Mentors can change that if they have the right training and the right motivation.
Mentoring is a long-term and formal connection focused on improving not only a specific skill but an educator’s overall craft and performance. Mentoring is rooted in relationships.
A mentor may have experience with the content (like a coach) but is also a communicator. They get personal with their mentees. They create a safe environment so that a mentee can grow through trial and error and risk-taking.
In a positive mentor relationship (especially peer mentoring), both mentors and mentees experience growth through the connection. Mentors can gain a new perspective on the profession or current practice from a new educator, just as a novice educator can learn from a seasoned mentor.
Mentoring is a well-paced process, not a sprint to a goal. A mentor should be able to offer professional expertise and support to a less-experienced colleague or peer, and they should be willing to do it in the long term.
A mentor serves as a teacher, sounding board, and advocate for a colleague, helping to shape their career and develop their potential. Before you can serve as a modern mentor, you must learn what it means to be a modern mentor.
Being a mentor means another educator is vulnerable and looking to you for guidance and support. It is your obligation to reflect on this responsibility before stepping into it, just as you would before stepping inside your classroom.
Once you have had a chance to reflect and take a hard look at what mentoring is, and have decided to take the next step, be fully committed to the responsibility of supporting teachers as they seek success and growth in their new position. You may read this chapter and realize that mentoring is not the leadership path for you, or you may read it and get fired up because you want to step up and offer support.

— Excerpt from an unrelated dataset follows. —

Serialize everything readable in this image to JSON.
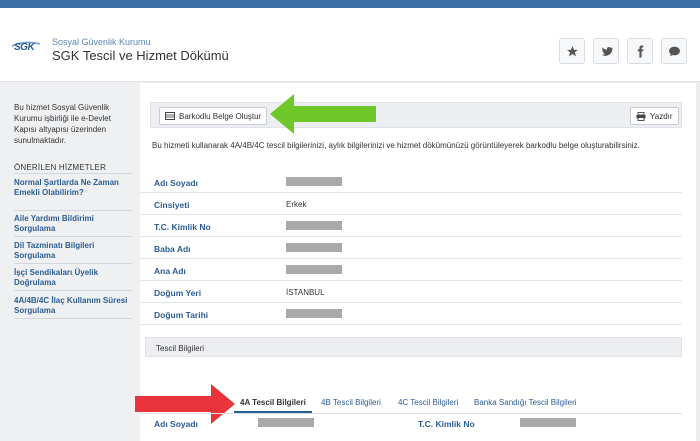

Once you look in the mirror and say, "I am in," set up a time with your principal or mentor coordinator and talk about the next steps. You are now ready to be a modern mentor and positively impact the life of another educator, and their students, for years to come.
New educators enter the field with varying qualifications and skills in instructional design and delivery. Good mentors are willing to step up and transfer their skills and knowledge to new teachers to improve performance, starting at the new teachers’ skill levels when they enter the field.
The goal of all schools is to increase and maintain student learning. Teachers have a direct impact on that learning, so mentoring and supporting new teachers is critical for ongoing school support.